Byju’s, a leading edtech company and once India’s highest valued start-up, has recently been embroiled in multiple controversies surrounding its leadership and corporate governance. Amidst calls from investors for a change in management, Byju’s has asserted that the shareholders’ agreement entered between its founders and investors does not grant the latter the right to vote on changes to the company’s management.

A group of Byju’s investors had earlier issued a notice to Think and Learn Private Limited, the parent company of the start-up, seeking an Extraordinary General Meeting (EGM) to address ongoing concerns. The resolutions for the EGM, which came to be passed by majority of the shareholders present and voting, included addressing governance and compliance issues, recommendations relating to the restructuring of the board and changing the company’s leadership. The investor group also proposed a new board for the company with nine members.

However, Byju Raveendran has stated that only a minority number of shareholders voted in favour of the resolutions. He asserted that he remained the CEO, the management remains unchanged, and the board remained the same.

Meanwhile, four investors of Byju’s have moved the Bengaluru bench of National Company Law Tribunal, seeking among other things to declare the founders as unfit to run the company. The dispute between Byju’s promoters and its investors has become a complex legal battle.

The controversy also highlights an intriguing clash between shareholders’ agreements and the statutory powers to remove directors. Byju’s has asserted that its shareholders’ agreement prevents investors from unilaterally ousting the CEO even through an EGM, leaving many wondering how potent these agreements can be.

Enforcing shareholders’ agreement

shareholders’ agreement is a legally binding contract that is enforceable inter-se. Ideally, all the shareholders of the company and the company itself should be joined as parties so as to place the company under an obligation to give effect to the agreements between the shareholders and to indirectly bind the directors to give effect to the arrangements when exercising the powers conferred on them by the articles of association in managing the company. A shareholders’ agreement cannot exclude any legal remedies that may otherwise be available.

However, if a shareholder has explicitly consented to restrict their rights in any manner, the courts often refrain from intervening unless the other parties involved in the agreement have violated its terms. The shareholders’ agreement itself or many of its provisions may be included as a part of the AOA.

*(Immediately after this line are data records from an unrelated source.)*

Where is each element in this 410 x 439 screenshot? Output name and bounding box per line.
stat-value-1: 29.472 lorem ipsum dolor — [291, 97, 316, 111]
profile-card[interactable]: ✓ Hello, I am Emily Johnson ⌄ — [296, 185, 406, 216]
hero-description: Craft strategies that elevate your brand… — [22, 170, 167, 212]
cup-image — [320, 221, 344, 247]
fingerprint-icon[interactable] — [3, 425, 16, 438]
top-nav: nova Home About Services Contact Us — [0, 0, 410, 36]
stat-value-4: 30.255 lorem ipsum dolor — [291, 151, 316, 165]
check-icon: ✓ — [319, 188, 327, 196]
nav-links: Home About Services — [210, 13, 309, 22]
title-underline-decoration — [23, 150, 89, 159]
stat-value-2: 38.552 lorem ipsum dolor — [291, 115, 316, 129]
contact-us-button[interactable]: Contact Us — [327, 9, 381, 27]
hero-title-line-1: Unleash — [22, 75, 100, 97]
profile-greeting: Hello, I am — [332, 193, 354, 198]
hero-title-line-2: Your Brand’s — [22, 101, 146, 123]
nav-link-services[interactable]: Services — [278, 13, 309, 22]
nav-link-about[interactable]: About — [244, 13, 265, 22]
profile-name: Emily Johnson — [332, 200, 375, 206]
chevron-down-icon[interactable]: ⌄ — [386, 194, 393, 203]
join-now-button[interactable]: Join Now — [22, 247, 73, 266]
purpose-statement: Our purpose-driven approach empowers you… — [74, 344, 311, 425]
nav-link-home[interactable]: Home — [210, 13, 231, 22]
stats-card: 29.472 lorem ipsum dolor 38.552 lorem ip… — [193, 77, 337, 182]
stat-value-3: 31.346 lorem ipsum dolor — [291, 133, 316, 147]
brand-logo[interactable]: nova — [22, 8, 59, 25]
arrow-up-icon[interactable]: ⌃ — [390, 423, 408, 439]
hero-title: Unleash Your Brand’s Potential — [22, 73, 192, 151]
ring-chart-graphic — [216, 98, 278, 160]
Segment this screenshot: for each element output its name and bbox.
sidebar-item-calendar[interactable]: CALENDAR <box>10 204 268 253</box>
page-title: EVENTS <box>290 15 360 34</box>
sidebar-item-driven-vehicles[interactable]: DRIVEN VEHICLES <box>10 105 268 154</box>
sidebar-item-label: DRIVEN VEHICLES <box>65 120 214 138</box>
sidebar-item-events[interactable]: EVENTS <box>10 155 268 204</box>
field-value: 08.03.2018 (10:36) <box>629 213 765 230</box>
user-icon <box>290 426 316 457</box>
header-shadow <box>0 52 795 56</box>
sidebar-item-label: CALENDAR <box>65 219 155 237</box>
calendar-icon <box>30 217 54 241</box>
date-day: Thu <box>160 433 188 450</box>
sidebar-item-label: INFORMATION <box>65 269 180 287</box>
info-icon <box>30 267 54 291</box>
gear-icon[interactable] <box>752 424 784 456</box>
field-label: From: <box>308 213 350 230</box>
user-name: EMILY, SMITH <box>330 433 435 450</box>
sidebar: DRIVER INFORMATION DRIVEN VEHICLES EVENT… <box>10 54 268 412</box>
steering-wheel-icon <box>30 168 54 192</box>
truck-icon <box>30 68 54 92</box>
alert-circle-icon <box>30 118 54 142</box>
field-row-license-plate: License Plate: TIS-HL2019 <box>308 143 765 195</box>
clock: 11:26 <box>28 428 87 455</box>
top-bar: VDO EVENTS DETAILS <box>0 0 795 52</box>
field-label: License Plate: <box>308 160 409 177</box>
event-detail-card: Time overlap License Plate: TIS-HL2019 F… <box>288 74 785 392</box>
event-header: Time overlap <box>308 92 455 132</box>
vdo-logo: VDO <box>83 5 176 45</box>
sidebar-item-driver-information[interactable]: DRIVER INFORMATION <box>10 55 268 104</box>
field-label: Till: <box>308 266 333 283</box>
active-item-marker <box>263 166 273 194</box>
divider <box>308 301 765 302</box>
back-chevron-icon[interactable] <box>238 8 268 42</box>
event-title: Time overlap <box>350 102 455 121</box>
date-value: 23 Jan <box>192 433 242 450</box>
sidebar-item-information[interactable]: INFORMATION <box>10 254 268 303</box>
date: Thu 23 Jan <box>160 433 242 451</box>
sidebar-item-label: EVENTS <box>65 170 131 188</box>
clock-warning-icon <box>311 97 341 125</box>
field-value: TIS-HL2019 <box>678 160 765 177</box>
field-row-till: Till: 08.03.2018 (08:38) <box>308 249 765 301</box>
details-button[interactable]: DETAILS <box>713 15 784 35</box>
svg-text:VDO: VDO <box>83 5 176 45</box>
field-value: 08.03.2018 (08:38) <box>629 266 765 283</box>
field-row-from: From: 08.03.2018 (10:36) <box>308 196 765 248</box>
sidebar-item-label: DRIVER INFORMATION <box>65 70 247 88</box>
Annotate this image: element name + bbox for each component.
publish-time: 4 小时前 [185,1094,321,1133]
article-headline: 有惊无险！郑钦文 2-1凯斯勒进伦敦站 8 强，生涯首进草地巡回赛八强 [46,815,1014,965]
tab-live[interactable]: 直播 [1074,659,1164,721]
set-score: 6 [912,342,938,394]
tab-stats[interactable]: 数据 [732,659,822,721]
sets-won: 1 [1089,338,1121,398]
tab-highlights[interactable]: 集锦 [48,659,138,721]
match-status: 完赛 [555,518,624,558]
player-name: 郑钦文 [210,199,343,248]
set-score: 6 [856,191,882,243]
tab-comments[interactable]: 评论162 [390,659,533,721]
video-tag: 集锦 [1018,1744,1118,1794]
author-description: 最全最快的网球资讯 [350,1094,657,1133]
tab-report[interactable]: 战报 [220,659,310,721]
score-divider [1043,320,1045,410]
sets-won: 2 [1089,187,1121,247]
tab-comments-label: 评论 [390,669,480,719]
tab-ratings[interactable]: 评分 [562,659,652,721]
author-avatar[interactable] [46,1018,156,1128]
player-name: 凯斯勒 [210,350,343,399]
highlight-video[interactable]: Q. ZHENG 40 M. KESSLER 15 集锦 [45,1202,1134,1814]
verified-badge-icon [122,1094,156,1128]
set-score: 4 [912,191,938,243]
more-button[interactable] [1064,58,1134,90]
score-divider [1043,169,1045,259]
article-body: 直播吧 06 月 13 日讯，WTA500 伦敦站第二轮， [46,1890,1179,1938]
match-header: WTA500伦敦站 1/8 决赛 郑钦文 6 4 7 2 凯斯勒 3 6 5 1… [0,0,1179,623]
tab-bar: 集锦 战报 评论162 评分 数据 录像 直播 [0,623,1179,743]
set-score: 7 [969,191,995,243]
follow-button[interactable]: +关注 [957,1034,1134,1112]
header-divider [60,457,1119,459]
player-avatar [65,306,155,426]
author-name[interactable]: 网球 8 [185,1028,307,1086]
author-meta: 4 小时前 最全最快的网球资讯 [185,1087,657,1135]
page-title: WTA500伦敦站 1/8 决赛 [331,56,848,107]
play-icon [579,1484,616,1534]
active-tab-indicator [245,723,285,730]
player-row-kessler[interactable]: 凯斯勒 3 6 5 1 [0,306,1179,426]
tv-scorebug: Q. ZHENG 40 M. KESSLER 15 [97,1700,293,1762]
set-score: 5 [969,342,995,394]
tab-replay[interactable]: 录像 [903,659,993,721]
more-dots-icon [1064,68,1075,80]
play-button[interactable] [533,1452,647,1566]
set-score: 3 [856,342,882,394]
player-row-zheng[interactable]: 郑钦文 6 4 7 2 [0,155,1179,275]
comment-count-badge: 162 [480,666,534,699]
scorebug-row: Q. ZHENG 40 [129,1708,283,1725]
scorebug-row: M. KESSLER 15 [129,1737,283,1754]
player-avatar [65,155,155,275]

Agreements can dictate super-majority thresholds for key decisions, making it harder to achieve even if most investors seek a CEO change.

However, as the AOA, unlike a shareholders’ agreement, is a public document and is open for public inspection, many parties do not incorporate the terms of the shareholders’ agreement in the company’s articles. In such cases, the shareholders’ agreement is most commonly used to supplement the AOA.

But assuming that there exists a certain provision in the SHA that has not been incorporated in the articles of the company, such an arrangement attempting to bind the company as regards its affairs, not provided for in the articles and memorandum of the company, may not be enforceable.

Certain fundamental principles mandated by the company legislation are non-negotiable, creating safeguards that transcend private shareholder wishes. Company law establishes the basic framework of rights, duties, and procedures essential for the proper functioning of companies, and there can be no derogation of these provisions.

Provisions guaranteeing core rights like the right to vote, receive company information, or bring legal action against directors for wrongdoing are typically considered sacrosanct. Attempts to contract around core tenets of company law are unlikely to stand up in court.

As noted, the provisions in an agreement cannot be given effect to insofar as the management of the affairs of the company is concerned, unless those provisions have been incorporated into the articles. On the other hand, even if a provision is incorporated, it is subject to rights guaranteed under the Companies Act.

Therefore, if an agreement, for example, provides that a particular director would be a director for life and the same becomes incorporated into the company’s articles, any such arrangement cannot take away the right to seek reliefs against oppression and mismanagement of the shareholders of the company.